Dev Anand examines the hotel market, and asks whether after 10 years of too many buyers and not enough sellers, the market will now see the reverse.

Croydon Park Hotel in south London (in administration)

Croydon Park Hotel in South London (In Administration)

Every week in 2018 and 2019 around 50 major hotels transactions took place in the capital and gateway cities of Europe, made up of hotels bought or sold, hotels opening, and new hotels announced to open. At that time thankfully very few hotels closed due to receivership or administration, but clearly 2020 has been a very different year.

In the first quarter/half of this year we have seen virtually all of the 300,000 (over 10 rooms) global hotels close except those that stayed open for key workers.

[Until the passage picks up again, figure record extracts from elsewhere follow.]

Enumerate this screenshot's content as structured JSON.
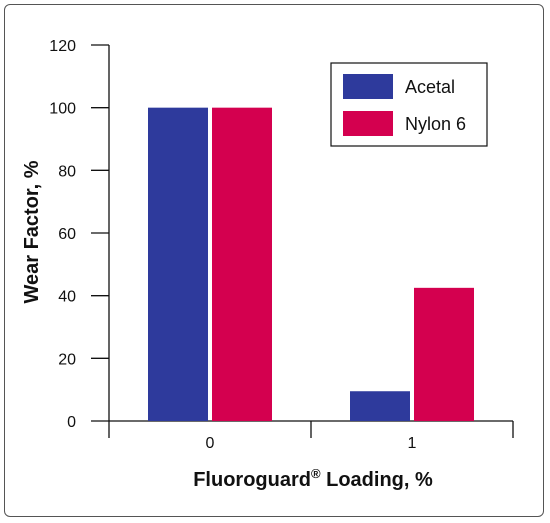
{
  "chart_data": {
    "type": "bar",
    "categories": [
      "0",
      "1"
    ],
    "series": [
      {
        "name": "Acetal",
        "color": "#2e3a9c",
        "values": [
          100,
          9.5
        ]
      },
      {
        "name": "Nylon 6",
        "color": "#d4004f",
        "values": [
          100,
          42.5
        ]
      }
    ],
    "ylim": [
      0,
      120
    ],
    "yticks": [
      0,
      20,
      40,
      60,
      80,
      100,
      120
    ],
    "ylabel": "Wear Factor, %",
    "xlabel_main": "Fluoroguard",
    "xlabel_sup": "®",
    "xlabel_rest": " Loading, %",
    "legend_position": "top-right",
    "grid": false
  }
}
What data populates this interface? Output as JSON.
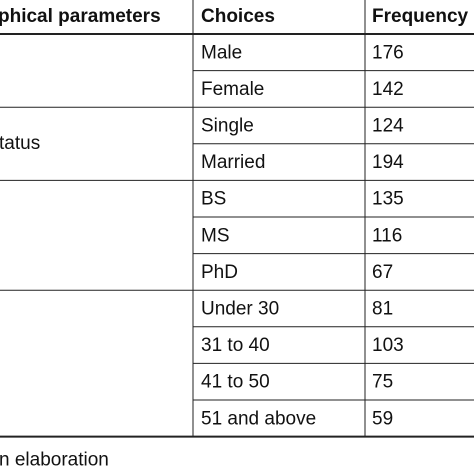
{
  "table": {
    "header": [
      "phical parameters",
      "Choices",
      "Frequency"
    ],
    "groups": [
      {
        "label": null,
        "rows": [
          {
            "choice": "Male",
            "frequency": 176
          },
          {
            "choice": "Female",
            "frequency": 142
          }
        ]
      },
      {
        "label": "tatus",
        "rows": [
          {
            "choice": "Single",
            "frequency": 124
          },
          {
            "choice": "Married",
            "frequency": 194
          }
        ]
      },
      {
        "label": null,
        "rows": [
          {
            "choice": "BS",
            "frequency": 135
          },
          {
            "choice": "MS",
            "frequency": 116
          },
          {
            "choice": "PhD",
            "frequency": 67
          }
        ]
      },
      {
        "label": null,
        "rows": [
          {
            "choice": "Under 30",
            "frequency": 81
          },
          {
            "choice": "31 to 40",
            "frequency": 103
          },
          {
            "choice": "41 to 50",
            "frequency": 75
          },
          {
            "choice": "51 and above",
            "frequency": 59
          }
        ]
      }
    ],
    "footer": "n elaboration"
  }
}
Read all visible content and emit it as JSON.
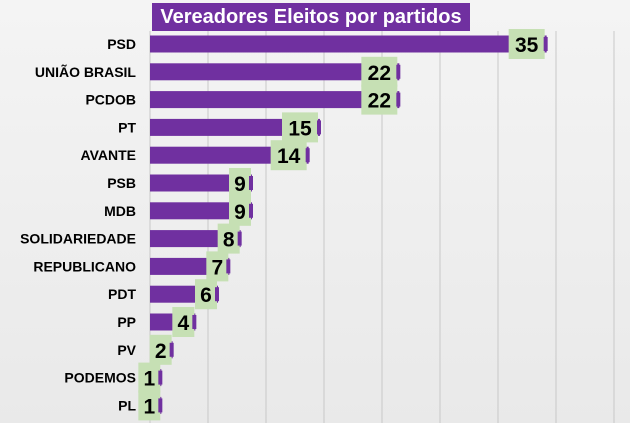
{
  "chart_data": {
    "type": "bar",
    "orientation": "horizontal",
    "title": "Vereadores Eleitos por partidos",
    "categories": [
      "PSD",
      "UNIÃO BRASIL",
      "PCDOB",
      "PT",
      "AVANTE",
      "PSB",
      "MDB",
      "SOLIDARIEDADE",
      "REPUBLICANO",
      "PDT",
      "PP",
      "PV",
      "PODEMOS",
      "PL"
    ],
    "values": [
      35,
      22,
      22,
      15,
      14,
      9,
      9,
      8,
      7,
      6,
      4,
      2,
      1,
      1
    ],
    "xlim": [
      0,
      36
    ],
    "grid": true,
    "legend": "none",
    "colors": {
      "bar": "#7030a0",
      "label_bg": "#c6e0b4",
      "title_bg": "#7030a0",
      "title_text": "#ffffff",
      "grid": "#c8c8c8"
    }
  }
}
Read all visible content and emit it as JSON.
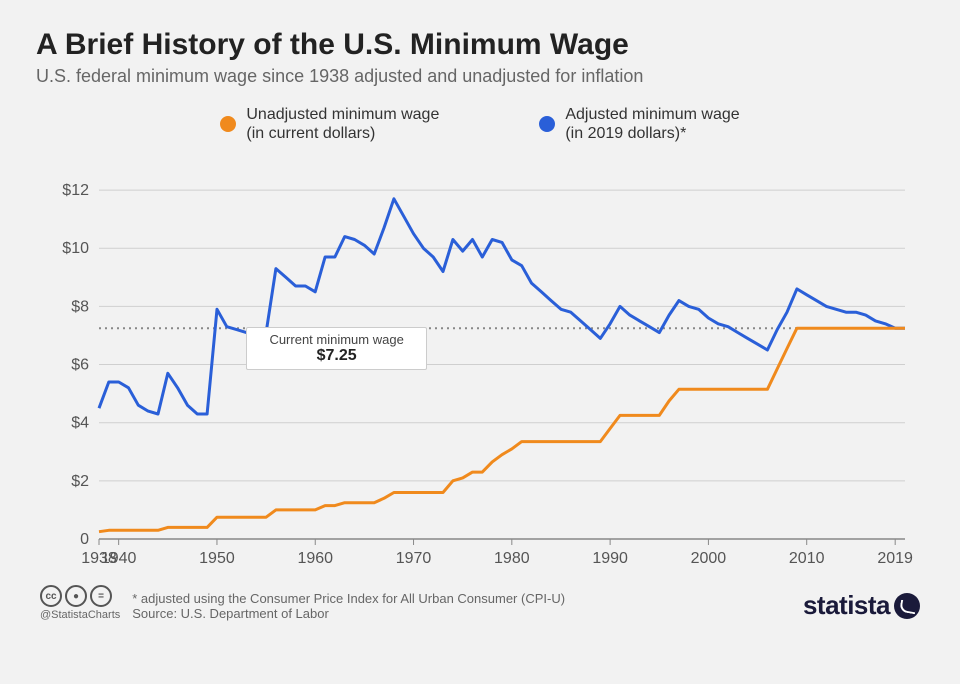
{
  "title": "A Brief History of the U.S. Minimum Wage",
  "subtitle": "U.S. federal minimum wage since 1938 adjusted and unadjusted for inflation",
  "legend": {
    "unadjusted": {
      "label": "Unadjusted minimum wage",
      "sublabel": "(in current dollars)",
      "color": "#f08a1d"
    },
    "adjusted": {
      "label": "Adjusted minimum wage",
      "sublabel": "(in 2019 dollars)*",
      "color": "#2a5fd8"
    }
  },
  "chart": {
    "type": "line",
    "background_color": "#f2f2f2",
    "grid_color": "#cfcfcf",
    "axis_color": "#888",
    "text_color": "#555",
    "tick_fontsize": 16,
    "line_width": 3,
    "xlim": [
      1938,
      2020
    ],
    "ylim": [
      0,
      13
    ],
    "y_ticks": [
      0,
      2,
      4,
      6,
      8,
      10,
      12
    ],
    "y_tick_labels": [
      "0",
      "$2",
      "$4",
      "$6",
      "$8",
      "$10",
      "$12"
    ],
    "x_ticks": [
      1938,
      1940,
      1950,
      1960,
      1970,
      1980,
      1990,
      2000,
      2010,
      2019
    ],
    "x_tick_labels": [
      "1938",
      "1940",
      "1950",
      "1960",
      "1970",
      "1980",
      "1990",
      "2000",
      "2010",
      "2019"
    ],
    "reference_line": {
      "value": 7.25,
      "color": "#888",
      "dash": "2,4"
    },
    "callout": {
      "label": "Current minimum wage",
      "value": "$7.25"
    },
    "series": {
      "unadjusted": {
        "color": "#f08a1d",
        "points": [
          [
            1938,
            0.25
          ],
          [
            1939,
            0.3
          ],
          [
            1940,
            0.3
          ],
          [
            1941,
            0.3
          ],
          [
            1942,
            0.3
          ],
          [
            1943,
            0.3
          ],
          [
            1944,
            0.3
          ],
          [
            1945,
            0.4
          ],
          [
            1946,
            0.4
          ],
          [
            1947,
            0.4
          ],
          [
            1948,
            0.4
          ],
          [
            1949,
            0.4
          ],
          [
            1950,
            0.75
          ],
          [
            1951,
            0.75
          ],
          [
            1952,
            0.75
          ],
          [
            1953,
            0.75
          ],
          [
            1954,
            0.75
          ],
          [
            1955,
            0.75
          ],
          [
            1956,
            1.0
          ],
          [
            1957,
            1.0
          ],
          [
            1958,
            1.0
          ],
          [
            1959,
            1.0
          ],
          [
            1960,
            1.0
          ],
          [
            1961,
            1.15
          ],
          [
            1962,
            1.15
          ],
          [
            1963,
            1.25
          ],
          [
            1964,
            1.25
          ],
          [
            1965,
            1.25
          ],
          [
            1966,
            1.25
          ],
          [
            1967,
            1.4
          ],
          [
            1968,
            1.6
          ],
          [
            1969,
            1.6
          ],
          [
            1970,
            1.6
          ],
          [
            1971,
            1.6
          ],
          [
            1972,
            1.6
          ],
          [
            1973,
            1.6
          ],
          [
            1974,
            2.0
          ],
          [
            1975,
            2.1
          ],
          [
            1976,
            2.3
          ],
          [
            1977,
            2.3
          ],
          [
            1978,
            2.65
          ],
          [
            1979,
            2.9
          ],
          [
            1980,
            3.1
          ],
          [
            1981,
            3.35
          ],
          [
            1982,
            3.35
          ],
          [
            1983,
            3.35
          ],
          [
            1984,
            3.35
          ],
          [
            1985,
            3.35
          ],
          [
            1986,
            3.35
          ],
          [
            1987,
            3.35
          ],
          [
            1988,
            3.35
          ],
          [
            1989,
            3.35
          ],
          [
            1990,
            3.8
          ],
          [
            1991,
            4.25
          ],
          [
            1992,
            4.25
          ],
          [
            1993,
            4.25
          ],
          [
            1994,
            4.25
          ],
          [
            1995,
            4.25
          ],
          [
            1996,
            4.75
          ],
          [
            1997,
            5.15
          ],
          [
            1998,
            5.15
          ],
          [
            1999,
            5.15
          ],
          [
            2000,
            5.15
          ],
          [
            2001,
            5.15
          ],
          [
            2002,
            5.15
          ],
          [
            2003,
            5.15
          ],
          [
            2004,
            5.15
          ],
          [
            2005,
            5.15
          ],
          [
            2006,
            5.15
          ],
          [
            2007,
            5.85
          ],
          [
            2008,
            6.55
          ],
          [
            2009,
            7.25
          ],
          [
            2010,
            7.25
          ],
          [
            2011,
            7.25
          ],
          [
            2012,
            7.25
          ],
          [
            2013,
            7.25
          ],
          [
            2014,
            7.25
          ],
          [
            2015,
            7.25
          ],
          [
            2016,
            7.25
          ],
          [
            2017,
            7.25
          ],
          [
            2018,
            7.25
          ],
          [
            2019,
            7.25
          ],
          [
            2020,
            7.25
          ]
        ]
      },
      "adjusted": {
        "color": "#2a5fd8",
        "points": [
          [
            1938,
            4.5
          ],
          [
            1939,
            5.4
          ],
          [
            1940,
            5.4
          ],
          [
            1941,
            5.2
          ],
          [
            1942,
            4.6
          ],
          [
            1943,
            4.4
          ],
          [
            1944,
            4.3
          ],
          [
            1945,
            5.7
          ],
          [
            1946,
            5.2
          ],
          [
            1947,
            4.6
          ],
          [
            1948,
            4.3
          ],
          [
            1949,
            4.3
          ],
          [
            1950,
            7.9
          ],
          [
            1951,
            7.3
          ],
          [
            1952,
            7.2
          ],
          [
            1953,
            7.1
          ],
          [
            1954,
            7.1
          ],
          [
            1955,
            7.1
          ],
          [
            1956,
            9.3
          ],
          [
            1957,
            9.0
          ],
          [
            1958,
            8.7
          ],
          [
            1959,
            8.7
          ],
          [
            1960,
            8.5
          ],
          [
            1961,
            9.7
          ],
          [
            1962,
            9.7
          ],
          [
            1963,
            10.4
          ],
          [
            1964,
            10.3
          ],
          [
            1965,
            10.1
          ],
          [
            1966,
            9.8
          ],
          [
            1967,
            10.7
          ],
          [
            1968,
            11.7
          ],
          [
            1969,
            11.1
          ],
          [
            1970,
            10.5
          ],
          [
            1971,
            10.0
          ],
          [
            1972,
            9.7
          ],
          [
            1973,
            9.2
          ],
          [
            1974,
            10.3
          ],
          [
            1975,
            9.9
          ],
          [
            1976,
            10.3
          ],
          [
            1977,
            9.7
          ],
          [
            1978,
            10.3
          ],
          [
            1979,
            10.2
          ],
          [
            1980,
            9.6
          ],
          [
            1981,
            9.4
          ],
          [
            1982,
            8.8
          ],
          [
            1983,
            8.5
          ],
          [
            1984,
            8.2
          ],
          [
            1985,
            7.9
          ],
          [
            1986,
            7.8
          ],
          [
            1987,
            7.5
          ],
          [
            1988,
            7.2
          ],
          [
            1989,
            6.9
          ],
          [
            1990,
            7.4
          ],
          [
            1991,
            8.0
          ],
          [
            1992,
            7.7
          ],
          [
            1993,
            7.5
          ],
          [
            1994,
            7.3
          ],
          [
            1995,
            7.1
          ],
          [
            1996,
            7.7
          ],
          [
            1997,
            8.2
          ],
          [
            1998,
            8.0
          ],
          [
            1999,
            7.9
          ],
          [
            2000,
            7.6
          ],
          [
            2001,
            7.4
          ],
          [
            2002,
            7.3
          ],
          [
            2003,
            7.1
          ],
          [
            2004,
            6.9
          ],
          [
            2005,
            6.7
          ],
          [
            2006,
            6.5
          ],
          [
            2007,
            7.2
          ],
          [
            2008,
            7.8
          ],
          [
            2009,
            8.6
          ],
          [
            2010,
            8.4
          ],
          [
            2011,
            8.2
          ],
          [
            2012,
            8.0
          ],
          [
            2013,
            7.9
          ],
          [
            2014,
            7.8
          ],
          [
            2015,
            7.8
          ],
          [
            2016,
            7.7
          ],
          [
            2017,
            7.5
          ],
          [
            2018,
            7.4
          ],
          [
            2019,
            7.25
          ],
          [
            2020,
            7.25
          ]
        ]
      }
    }
  },
  "footnote": "* adjusted using the Consumer Price Index for All Urban Consumer (CPI-U)",
  "source": "Source: U.S. Department of Labor",
  "attribution": "@StatistaCharts",
  "brand": "statista"
}
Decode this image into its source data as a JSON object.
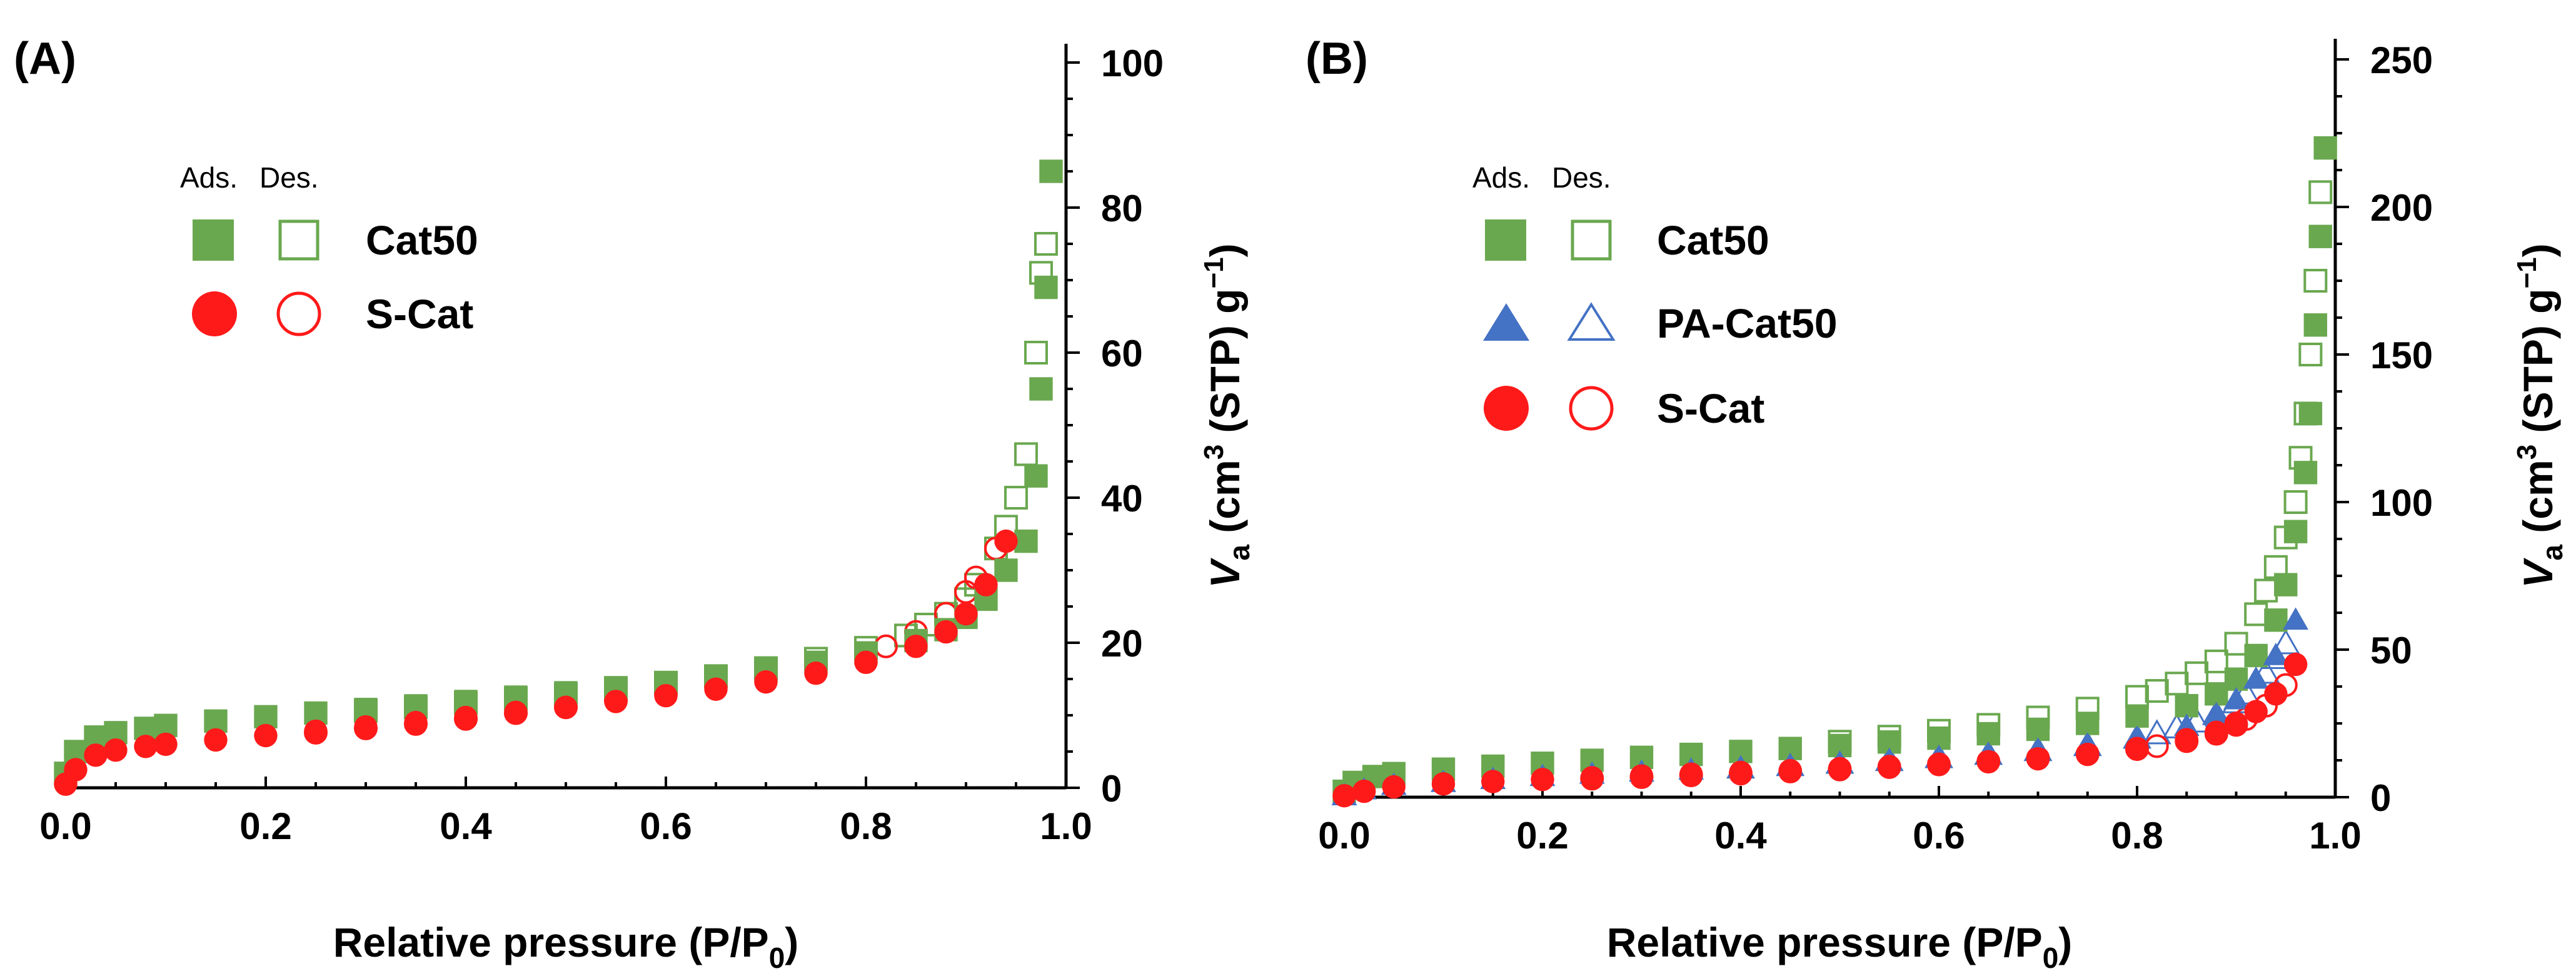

We have now seen a fair few re-open. But with fears of a second spike in Covid-19, a lack of flights to get to said hotels, and a general wariness of the travelling public, it is difficult to get anywhere close to 40% occupancy.

So, what does that do to the hotel buy and sell market? After 10 years in Europe, major cities of too many buyers and not enough sellers, are we seeing the reverse?

Interestingly…not as yet, at least for the time being. But ask me again at the end of the year!

The considered opinion is if a hotel company was 'sensibly' geared, say up to 60%, the major clearing banks have taken a position (or at least told by their respective governments) to take the long view. There is no point in foreclosing on hotels – who is there to buy them?

Sadly, we have seen some receiverships and default on borrowing repayments, leading to 'the vultures' swooping in, but in the main, these have been hotel owners that might have been in the same predicament anyway.

We do have a handful of deals going through since March 2020 - perhaps the most spectacular being the closing by the Qatari Sheikha Moza bint Nasser to buy the Ritz in London for £750 mln (€817 mln), or just over £5 mln a room, for a property hardly delivering an EBITDA that was acquired for just £75 mln some 25 years previously.

More telling, for me, is the acquisition of five Greek (Crete) resort hotels by the Hines/Henderson Park partnership for a relatively sane figure, i.e. the sort of 'normal' deal that we have been used to seeing in 2019 and before.

So far in the past three months, we have been able to report nearer 10-15 such deals a week, so clearly the number is well down. There are certainly funds out there looking for the distressed, bargain opportunity, but guess what? Distressed hoteliers are hanging in there, albeit with their fingernails.

Most views are that we shall re-open very slowly this year, and with the grace of whoever, enter 2021 cautiously and start a return to some semblance of normality by the end of that year, and maybe, just maybe 2022 could see a return to break-even or small EBITDA yield. But remember that hoteliers, like many other businesses, are totally reliant on the factors beyond their control.

Airlines getting back to flying with semi-decent loads, the corporate world getting back to big events – we are hearing of event organisers getting to be masters of the art in virtual events, delivering food parcels to 350 would-be attendees, and zoom-them cooking their own meals for the Gala Dinner.

Sporting and other live events are returning to provide the overnight accommodation market.

So to conclude, keep your eyes open between September and early next year, expect more rational prices than the over-heated hotel market we have had in Europe in recent years, but the best hotels will not be sold at give-away prices.

Dev Anand is the owner of The Hotel Property Team, a boutique hotel-broker, based in London covering hotels in Europe and further afield.